After the Fires: The Ecology of Change in Yellowstone National Park
Author: Linda Wallace, Editor
Description: The ravaging fires of 1988 caused many scientists to predict long-term devastation which did not come to pass. This scientific summary by wildlife biologists, ecosystem and forest scientists and landscape ecologists discusses the many things that changed and did not change in the Yellowstone area. Realize the role of fire in the ecosystem and the resiliency of nature.
Letters from Yellowstone
Author: Diane Smith
Description: Through correspondence - detailed letters and telegrams - follow an 1898 scientific expedition whose purpose is to collect flora unique to Yellowstone National Park. Learn of the park's early history, trials of pioneer scientists and the engrossing and often funny story of Cornell medical student and amateur botanist, Alexandria Bartram, who emerges as a brave leader and serious scientist.
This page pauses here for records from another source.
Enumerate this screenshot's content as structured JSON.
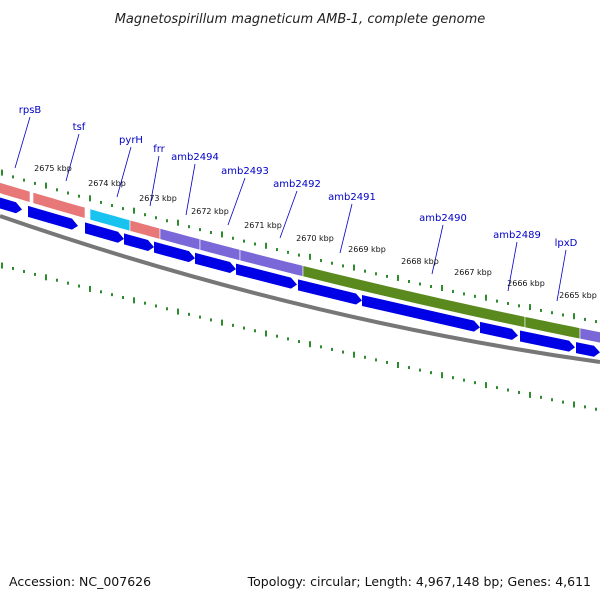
{
  "title": "Magnetospirillum magneticum AMB-1, complete genome",
  "footer": {
    "accession": "Accession: NC_007626",
    "topology": "Topology: circular; Length: 4,967,148 bp; Genes: 4,611"
  },
  "colors": {
    "backbone": "#777777",
    "tick": "#2e8b2e",
    "label_line": "#0000c8",
    "cds_blue": "#0000e6",
    "rrna_pink": "#e87878",
    "trna_cyan": "#19c3f0",
    "gene_purple": "#7b68d8",
    "gene_olive": "#5a8a1e"
  },
  "gene_labels": [
    "rpsB",
    "tsf",
    "pyrH",
    "frr",
    "amb2494",
    "amb2493",
    "amb2492",
    "amb2491",
    "amb2490",
    "amb2489",
    "lpxD"
  ],
  "kbp_labels": [
    "2675 kbp",
    "2674 kbp",
    "2673 kbp",
    "2672 kbp",
    "2671 kbp",
    "2670 kbp",
    "2669 kbp",
    "2668 kbp",
    "2667 kbp",
    "2666 kbp",
    "2665 kbp"
  ]
}
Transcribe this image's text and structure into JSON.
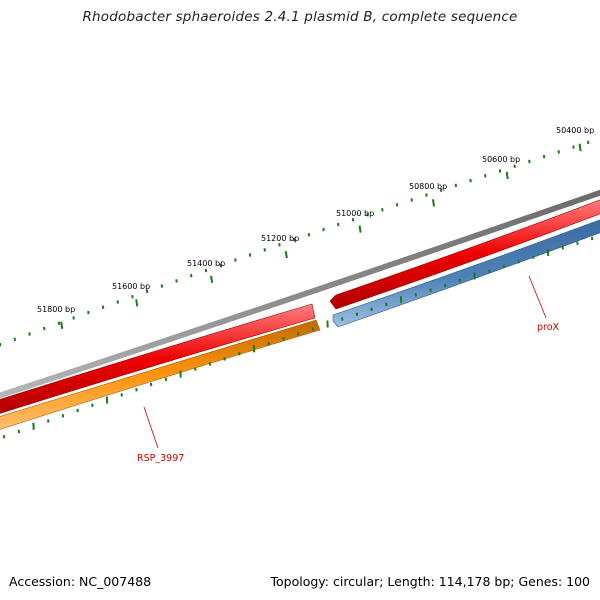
{
  "title": "Rhodobacter sphaeroides 2.4.1 plasmid B, complete sequence",
  "footer": {
    "accession": "Accession: NC_007488",
    "summary": "Topology: circular; Length: 114,178 bp; Genes: 100"
  },
  "colors": {
    "backbone": "#808080",
    "forward_cds": "#e00000",
    "reverse_cds_blue": "#4a7db3",
    "reverse_cds_orange": "#ff9000",
    "tick": "#1a7a1a",
    "gene_label": "#cc0000"
  },
  "ticks": [
    {
      "label": "50400 bp"
    },
    {
      "label": "50600 bp"
    },
    {
      "label": "50800 bp"
    },
    {
      "label": "51000 bp"
    },
    {
      "label": "51200 bp"
    },
    {
      "label": "51400 bp"
    },
    {
      "label": "51600 bp"
    },
    {
      "label": "51800 bp"
    }
  ],
  "genes": [
    {
      "name": "proX",
      "strand": "reverse",
      "color": "blue"
    },
    {
      "name": "RSP_3997",
      "strand": "reverse",
      "color": "orange"
    }
  ]
}
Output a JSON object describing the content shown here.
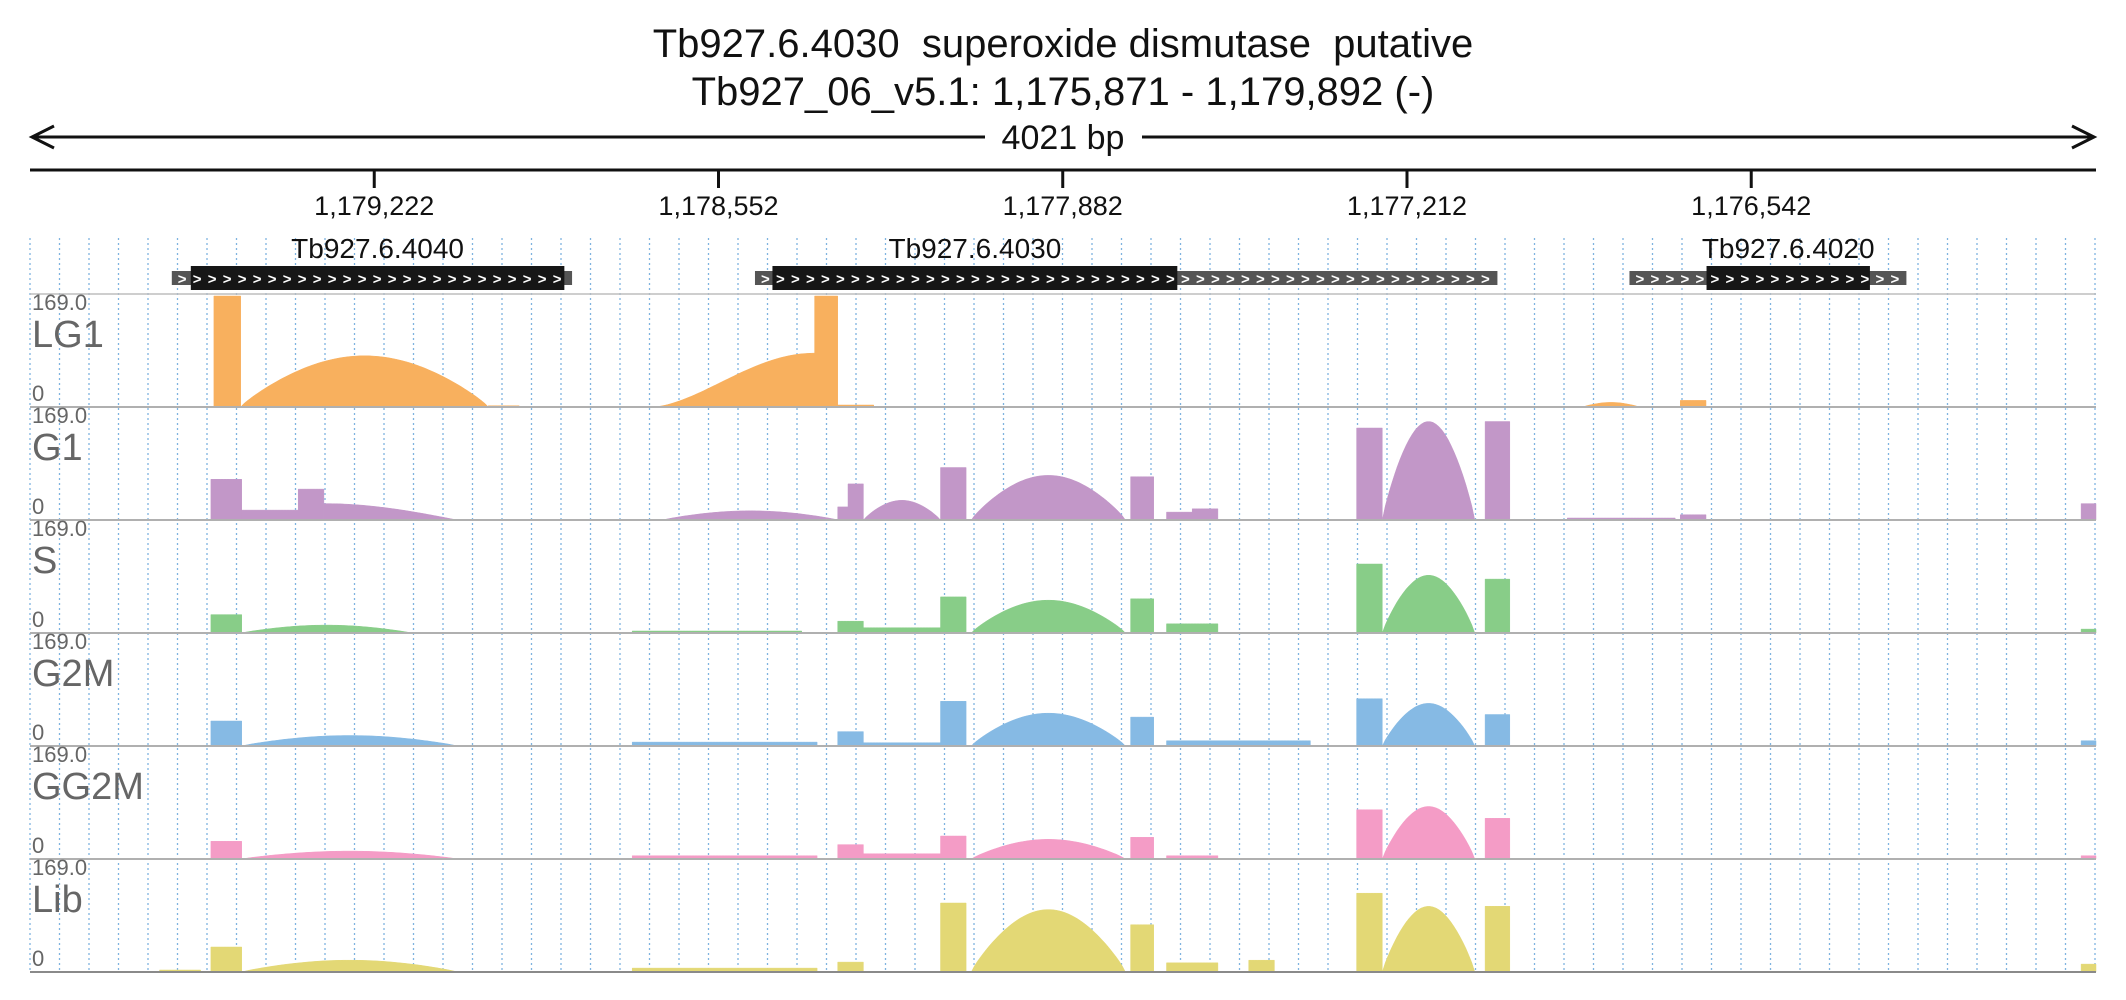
{
  "chart_data": {
    "type": "area",
    "title": "Tb927.6.4030  superoxide dismutase  putative",
    "subtitle": "Tb927_06_v5.1: 1,175,871 - 1,179,892 (-)",
    "span_label": "4021 bp",
    "region": {
      "start": 1179892,
      "end": 1175871,
      "strand": "-"
    },
    "ticks": [
      {
        "pos": 1179222,
        "label": "1,179,222"
      },
      {
        "pos": 1178552,
        "label": "1,178,552"
      },
      {
        "pos": 1177882,
        "label": "1,177,882"
      },
      {
        "pos": 1177212,
        "label": "1,177,212"
      },
      {
        "pos": 1176542,
        "label": "1,176,542"
      }
    ],
    "genes": [
      {
        "name": "Tb927.6.4040",
        "utr": [
          1179616,
          1178837
        ],
        "cds": [
          1179579,
          1178852
        ]
      },
      {
        "name": "Tb927.6.4030",
        "utr": [
          1178481,
          1177036
        ],
        "cds": [
          1178447,
          1177659
        ]
      },
      {
        "name": "Tb927.6.4020",
        "utr": [
          1176779,
          1176240
        ],
        "cds": [
          1176629,
          1176311
        ]
      }
    ],
    "grid": true,
    "tracks": [
      {
        "name": "LG1",
        "color": "#F8B05E",
        "max_label": "169.0",
        "min_label": "0",
        "ylim": [
          0,
          169
        ],
        "segments": [
          {
            "range": [
              1179534,
              1179482
            ],
            "shape": "flat",
            "peak": 169
          },
          {
            "range": [
              1179482,
              1179000
            ],
            "shape": "hump",
            "peak": 78
          },
          {
            "range": [
              1179000,
              1178940
            ],
            "shape": "flat",
            "peak": 2
          },
          {
            "range": [
              1178680,
              1178365
            ],
            "shape": "rise",
            "peak": 82
          },
          {
            "range": [
              1178365,
              1178320
            ],
            "shape": "flat",
            "peak": 169
          },
          {
            "range": [
              1178320,
              1178250
            ],
            "shape": "flat",
            "peak": 3
          },
          {
            "range": [
              1176870,
              1176760
            ],
            "shape": "hump",
            "peak": 7
          },
          {
            "range": [
              1176680,
              1176630
            ],
            "shape": "flat",
            "peak": 10
          }
        ]
      },
      {
        "name": "G1",
        "color": "#C297C8",
        "max_label": "169.0",
        "min_label": "0",
        "ylim": [
          0,
          169
        ],
        "segments": [
          {
            "range": [
              1179540,
              1179480
            ],
            "shape": "flat",
            "peak": 62
          },
          {
            "range": [
              1179480,
              1179370
            ],
            "shape": "flat",
            "peak": 15
          },
          {
            "range": [
              1179370,
              1179320
            ],
            "shape": "flat",
            "peak": 47
          },
          {
            "range": [
              1179320,
              1179060
            ],
            "shape": "fall",
            "peak": 25
          },
          {
            "range": [
              1178660,
              1178320
            ],
            "shape": "hump",
            "peak": 14
          },
          {
            "range": [
              1178320,
              1178300
            ],
            "shape": "flat",
            "peak": 20
          },
          {
            "range": [
              1178300,
              1178270
            ],
            "shape": "flat",
            "peak": 55
          },
          {
            "range": [
              1178270,
              1178120
            ],
            "shape": "hump",
            "peak": 30
          },
          {
            "range": [
              1178120,
              1178070
            ],
            "shape": "flat",
            "peak": 80
          },
          {
            "range": [
              1178060,
              1177760
            ],
            "shape": "hump",
            "peak": 68
          },
          {
            "range": [
              1177750,
              1177705
            ],
            "shape": "flat",
            "peak": 66
          },
          {
            "range": [
              1177680,
              1177630
            ],
            "shape": "flat",
            "peak": 12
          },
          {
            "range": [
              1177630,
              1177580
            ],
            "shape": "flat",
            "peak": 17
          },
          {
            "range": [
              1177310,
              1177260
            ],
            "shape": "flat",
            "peak": 140
          },
          {
            "range": [
              1177260,
              1177080
            ],
            "shape": "hump",
            "peak": 150
          },
          {
            "range": [
              1177060,
              1177012
            ],
            "shape": "flat",
            "peak": 150
          },
          {
            "range": [
              1176900,
              1176690
            ],
            "shape": "flat",
            "peak": 3
          },
          {
            "range": [
              1176680,
              1176630
            ],
            "shape": "flat",
            "peak": 8
          },
          {
            "range": [
              1175900,
              1175871
            ],
            "shape": "flat",
            "peak": 25
          }
        ]
      },
      {
        "name": "S",
        "color": "#88CD88",
        "max_label": "169.0",
        "min_label": "0",
        "ylim": [
          0,
          169
        ],
        "segments": [
          {
            "range": [
              1179540,
              1179480
            ],
            "shape": "flat",
            "peak": 28
          },
          {
            "range": [
              1179480,
              1179150
            ],
            "shape": "hump",
            "peak": 12
          },
          {
            "range": [
              1178720,
              1178390
            ],
            "shape": "flat",
            "peak": 3
          },
          {
            "range": [
              1178320,
              1178270
            ],
            "shape": "flat",
            "peak": 18
          },
          {
            "range": [
              1178270,
              1178120
            ],
            "shape": "flat",
            "peak": 8
          },
          {
            "range": [
              1178120,
              1178070
            ],
            "shape": "flat",
            "peak": 55
          },
          {
            "range": [
              1178060,
              1177760
            ],
            "shape": "hump",
            "peak": 50
          },
          {
            "range": [
              1177750,
              1177705
            ],
            "shape": "flat",
            "peak": 52
          },
          {
            "range": [
              1177680,
              1177580
            ],
            "shape": "flat",
            "peak": 14
          },
          {
            "range": [
              1177310,
              1177260
            ],
            "shape": "flat",
            "peak": 105
          },
          {
            "range": [
              1177260,
              1177080
            ],
            "shape": "hump",
            "peak": 88
          },
          {
            "range": [
              1177060,
              1177012
            ],
            "shape": "flat",
            "peak": 82
          },
          {
            "range": [
              1175900,
              1175871
            ],
            "shape": "flat",
            "peak": 6
          }
        ]
      },
      {
        "name": "G2M",
        "color": "#86BAE4",
        "max_label": "169.0",
        "min_label": "0",
        "ylim": [
          0,
          169
        ],
        "segments": [
          {
            "range": [
              1179540,
              1179480
            ],
            "shape": "flat",
            "peak": 38
          },
          {
            "range": [
              1179480,
              1179060
            ],
            "shape": "hump",
            "peak": 16
          },
          {
            "range": [
              1178720,
              1178360
            ],
            "shape": "flat",
            "peak": 6
          },
          {
            "range": [
              1178320,
              1178270
            ],
            "shape": "flat",
            "peak": 22
          },
          {
            "range": [
              1178270,
              1178120
            ],
            "shape": "flat",
            "peak": 5
          },
          {
            "range": [
              1178120,
              1178070
            ],
            "shape": "flat",
            "peak": 68
          },
          {
            "range": [
              1178060,
              1177760
            ],
            "shape": "hump",
            "peak": 50
          },
          {
            "range": [
              1177750,
              1177705
            ],
            "shape": "flat",
            "peak": 44
          },
          {
            "range": [
              1177680,
              1177400
            ],
            "shape": "flat",
            "peak": 8
          },
          {
            "range": [
              1177310,
              1177260
            ],
            "shape": "flat",
            "peak": 72
          },
          {
            "range": [
              1177260,
              1177080
            ],
            "shape": "hump",
            "peak": 65
          },
          {
            "range": [
              1177060,
              1177012
            ],
            "shape": "flat",
            "peak": 48
          },
          {
            "range": [
              1175900,
              1175871
            ],
            "shape": "flat",
            "peak": 8
          }
        ]
      },
      {
        "name": "GG2M",
        "color": "#F49CC6",
        "max_label": "169.0",
        "min_label": "0",
        "ylim": [
          0,
          169
        ],
        "segments": [
          {
            "range": [
              1179540,
              1179480
            ],
            "shape": "flat",
            "peak": 27
          },
          {
            "range": [
              1179480,
              1179060
            ],
            "shape": "hump",
            "peak": 12
          },
          {
            "range": [
              1178720,
              1178360
            ],
            "shape": "flat",
            "peak": 5
          },
          {
            "range": [
              1178320,
              1178270
            ],
            "shape": "flat",
            "peak": 22
          },
          {
            "range": [
              1178270,
              1178120
            ],
            "shape": "flat",
            "peak": 8
          },
          {
            "range": [
              1178120,
              1178070
            ],
            "shape": "flat",
            "peak": 35
          },
          {
            "range": [
              1178060,
              1177760
            ],
            "shape": "hump",
            "peak": 30
          },
          {
            "range": [
              1177750,
              1177705
            ],
            "shape": "flat",
            "peak": 33
          },
          {
            "range": [
              1177680,
              1177580
            ],
            "shape": "flat",
            "peak": 5
          },
          {
            "range": [
              1177310,
              1177260
            ],
            "shape": "flat",
            "peak": 75
          },
          {
            "range": [
              1177260,
              1177080
            ],
            "shape": "hump",
            "peak": 80
          },
          {
            "range": [
              1177060,
              1177012
            ],
            "shape": "flat",
            "peak": 62
          },
          {
            "range": [
              1175900,
              1175871
            ],
            "shape": "flat",
            "peak": 5
          }
        ]
      },
      {
        "name": "Lib",
        "color": "#E3D875",
        "max_label": "169.0",
        "min_label": "0",
        "ylim": [
          0,
          169
        ],
        "segments": [
          {
            "range": [
              1179640,
              1179560
            ],
            "shape": "flat",
            "peak": 3
          },
          {
            "range": [
              1179540,
              1179480
            ],
            "shape": "flat",
            "peak": 38
          },
          {
            "range": [
              1179480,
              1179060
            ],
            "shape": "hump",
            "peak": 18
          },
          {
            "range": [
              1178720,
              1178360
            ],
            "shape": "flat",
            "peak": 6
          },
          {
            "range": [
              1178320,
              1178270
            ],
            "shape": "flat",
            "peak": 15
          },
          {
            "range": [
              1178120,
              1178070
            ],
            "shape": "flat",
            "peak": 105
          },
          {
            "range": [
              1178060,
              1177760
            ],
            "shape": "hump",
            "peak": 95
          },
          {
            "range": [
              1177750,
              1177705
            ],
            "shape": "flat",
            "peak": 72
          },
          {
            "range": [
              1177680,
              1177580
            ],
            "shape": "flat",
            "peak": 14
          },
          {
            "range": [
              1177520,
              1177470
            ],
            "shape": "flat",
            "peak": 18
          },
          {
            "range": [
              1177310,
              1177260
            ],
            "shape": "flat",
            "peak": 120
          },
          {
            "range": [
              1177260,
              1177080
            ],
            "shape": "hump",
            "peak": 100
          },
          {
            "range": [
              1177060,
              1177012
            ],
            "shape": "flat",
            "peak": 100
          },
          {
            "range": [
              1175900,
              1175871
            ],
            "shape": "flat",
            "peak": 12
          }
        ]
      }
    ]
  }
}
Delightful fiction.
Super Volcano: The Ticking Time Bomb Beneath Yellowstone National Park
Author: Greg Breining
Description: Yellowstone sits atop one of the world’s five super volcanoes. The Yellowstone volcano has erupted about every 600,000 years and is now about 30,000 years overdue. The author suggests that the Yellowstone caldera is potentially the most explosive, most violent, most deadly active volcano on the planet and what will happen, in human terms, when it does erupt. Find out more as the author describes how volcanoes function and explains complicated and violent geological processes, the important field of plate tectonics and more.